Second, I AM A GRANDMOTHER FOR THE SECOND TIME! But, let me begin this story by telling you that, for the last five months, my husband and I have been in sweet communication with our daughter. When she first became pregnant with our new granddaughter, she quit talking with us. We don't know all of the motivations behind that decision, but we have embraced the renewed communication with joy. Through the five months that she has been speaking with us, we have learned a lot about her and her new life. A lot of the conversations have been simple, but some have been serious. I wouldn't trade my talks and texts with her for the world. They've all been meaningful in ways too wonderful to describe here. These past five months were also the last half of her pregnancy with our beautiful and precious new granddaughter. We knew that she was due to be born by c-section next week and we had planned our summer home visit to make sure we could be there for the birth. We were so excited that our daughter wanted us to be there. Unfortunately, she had to deliver early. On Thursday, just three days prior to writing this post, her doctor decided that it would be best to go ahead and take the baby now. So, that night, we became grandparents for a second time. Our granddaughter is tiny, but so perfect! We've received texted pictures, videos, and even spoken a few times with our daughter. We will be with them in person in just a few days. I can't wait!

Third, this summer has been one of learning about myself, about sonography, and about healthy living. I've learned a lot about myself as I've journeyed through these weeks of driving. I know that my personality is one that can be amazing or terrible, depending on the day or the moment. I want to be in the "balcony" of my personality traits, not the "basement". Honestly, I confess that I do a lot of basement living. I am striving to seek better expressions of my desires, emotions, and needs.

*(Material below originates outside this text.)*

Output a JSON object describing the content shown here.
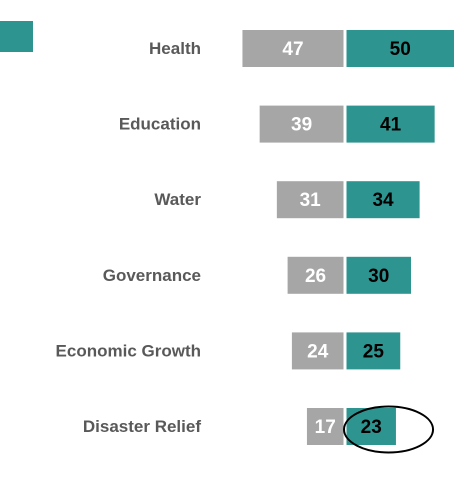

I've also learned more about sonography and the anatomy I'll be scanning for the rest of my career. The head-knowledge comes easily to me, but I still struggle with the act of actually scanning patients. I'm learning to not be so hard on myself and to keep striving for improvement. The other major thing I've learned this summer is that good eating and exercise can actually help me look and feel better. These last several months have been the healthiest of my adult life. I've been more consistent with exercise. I have found a love of bike riding and enjoy going on bike rides with my husband. I've also learned that I can live without half-and-half, caramel, and chocolate syrups in my coffee. That may not be a big deal to some of my two readers, but it's a big deal to me. I am happy to report that I am well on my way to meeting my birthday weight-loss goal.

It's safe to say that I'm in a pretty happy place in my life journey right now. My husband and I both are learning and growing in a way that is exciting and surprising. I pray that God will continue to work in both of our school pursuits and in our striving to be healthier for our grandchildren, nieces, and nephews. I know that He is in control and knows what the future holds, whether I ever understand it or not.